How the Citizens United ruling freed political speech

One year ago today, the Supreme Court issued its landmark decision in Citizens United v. Federal Election Commission. It upheld the First Amendment rights of individuals acting through corporations and labor unions to participate in our political process, and it struck down an oppressive thicket of statutes restricting - and even criminalizing - their political speech.

The case arose in 2007, when Citizens United, a grass-roots membership organization, sought to broadcast a film critical of Hillary Clinton, then a candidate for president. The Federal Election Commission deemed the film too critical to be shown in the weeks before an election; if Citizens United had broadcast it, its officers would have been subject to prosecution and potential imprisonment for up to five years. The Supreme Court struck down this prohibition of corporate and labor union election-time speech about candidates as a violation of the First Amendment. To the court's majority, it was "stranger than fiction for our Government to make . . . political speech a crime."

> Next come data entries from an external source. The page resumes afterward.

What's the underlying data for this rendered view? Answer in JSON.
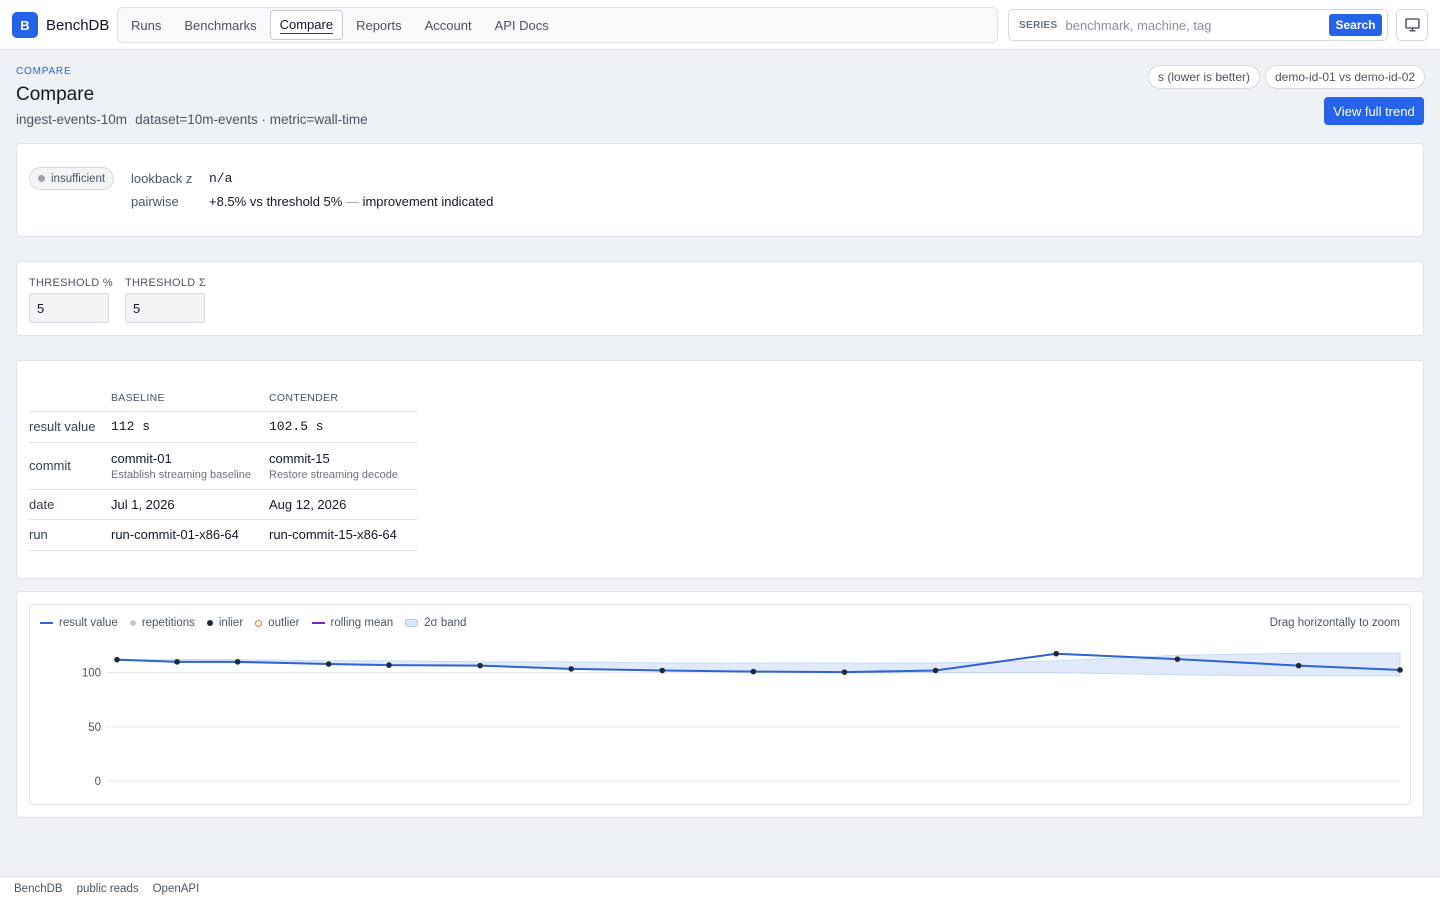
{
  "app": {
    "logo_letter": "B",
    "name": "BenchDB"
  },
  "nav": {
    "items": [
      {
        "label": "Runs"
      },
      {
        "label": "Benchmarks"
      },
      {
        "label": "Compare",
        "active": true
      },
      {
        "label": "Reports"
      },
      {
        "label": "Account"
      },
      {
        "label": "API Docs"
      }
    ]
  },
  "search": {
    "label": "SERIES",
    "placeholder": "benchmark, machine, tag",
    "value": "",
    "button": "Search",
    "icon": "monitor-icon"
  },
  "header": {
    "eyebrow": "COMPARE",
    "title": "Compare",
    "benchmark": "ingest-events-10m",
    "params": "dataset=10m-events · metric=wall-time",
    "unit_chip": "s (lower is better)",
    "pair_chip": "demo-id-01 vs demo-id-02",
    "trend_button": "View full trend"
  },
  "status": {
    "badge": "insufficient",
    "lookback_label": "lookback z",
    "lookback_value": "n/a",
    "pairwise_label": "pairwise",
    "pairwise_value": "+8.5% vs threshold 5%",
    "pairwise_dash": "—",
    "pairwise_note": "improvement indicated"
  },
  "thresholds": {
    "pct_label": "THRESHOLD %",
    "pct_value": "5",
    "sigma_label": "THRESHOLD Σ",
    "sigma_value": "5"
  },
  "comparison": {
    "headers": {
      "baseline": "BASELINE",
      "contender": "CONTENDER"
    },
    "rows": {
      "result": {
        "label": "result value",
        "baseline": "112 s",
        "contender": "102.5 s"
      },
      "commit": {
        "label": "commit",
        "baseline": "commit-01",
        "baseline_note": "Establish streaming baseline",
        "contender": "commit-15",
        "contender_note": "Restore streaming decode"
      },
      "date": {
        "label": "date",
        "baseline": "Jul 1, 2026",
        "contender": "Aug 12, 2026"
      },
      "run": {
        "label": "run",
        "baseline": "run-commit-01-x86-64",
        "contender": "run-commit-15-x86-64"
      }
    }
  },
  "legend": {
    "result_value": "result value",
    "repetitions": "repetitions",
    "inlier": "inlier",
    "outlier": "outlier",
    "rolling_mean": "rolling mean",
    "band": "2σ band",
    "zoom_hint": "Drag horizontally to zoom"
  },
  "colors": {
    "accent": "#2563eb",
    "line": "#2f62d6",
    "rolling_mean": "#7e22ce",
    "outlier": "#f97316",
    "band": "#dbe7fb"
  },
  "chart_data": {
    "type": "line",
    "series": [
      {
        "name": "result value",
        "values": [
          112,
          110,
          110,
          108,
          107,
          106.5,
          103.5,
          102,
          101,
          100.5,
          102,
          117.5,
          112.5,
          106.5,
          102.5
        ]
      }
    ],
    "band": {
      "upper": [
        112,
        112,
        112,
        111,
        111,
        110,
        110,
        109,
        109,
        109,
        109,
        111,
        116,
        118,
        118
      ],
      "lower": [
        112,
        110,
        109,
        108,
        107,
        106,
        104,
        102,
        101,
        100,
        100,
        100,
        98,
        97,
        97
      ]
    },
    "x_index": [
      0,
      1,
      2,
      3,
      4,
      5,
      6,
      7,
      8,
      9,
      10,
      11,
      12,
      13,
      14
    ],
    "yticks": [
      0,
      50,
      100
    ],
    "ylim": [
      0,
      120
    ],
    "grid": true,
    "legend": "top-left"
  },
  "footer": {
    "items": [
      "BenchDB",
      "public reads",
      "OpenAPI"
    ]
  }
}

Stranger still were the unwarranted attacks against the Supreme Court that followed. Most visibly, the president used his State of the Union address to accuse the court of having "reversed a century of law" and "open[ed] the floodgates for special interests - including foreign corporations - to spend without limit in our elections." That statement was astonishing because none of it was true: The oldest decision reversed by Citizens United was 20 years old, not 100, and foreign corporations are prohibited from participating in elections, just as they were before. As for "special interests," many had been spending at an equally furious rate, apparently unnoticed by the president, well before this ruling.

Still, the attacks continued: Sen. Charles Schumer accused the court of attempting to "predetermine the outcome of next November's elections," handing them to "Corporate America and other special interests." And when the November elections brought grim tidings to many Democratic officeholders, those candidates blamed not themselves nor their unpopular policies but the court. "Clearly the Citizens United decision decided this race," said a freshly defeated Rep. Dan Maffei. Sen. Arlen Specter went so far as to blame Citizens United not only for his rejection at the ballot box but also for "effectively undermining the basic democratic principle of the power of one person, one vote."

Serious charges, but as the justices wrote in Citizens United, "[r]hetoric ought not obscure reality." So what is the reality?

Without question, Citizens United has enabled citizen organizations (curiously and disparagingly labeled "outside groups") to assume a larger role in electoral politics. According to the nonpartisan Center for Responsive Politics, citizen groups spent $296.4 million in the 2010 election cycle - slightly less than the $301.7 million spent by such groups in 2008, but more than four times the $68.9 million spent by comparable organizations in the 2006 midterm elections.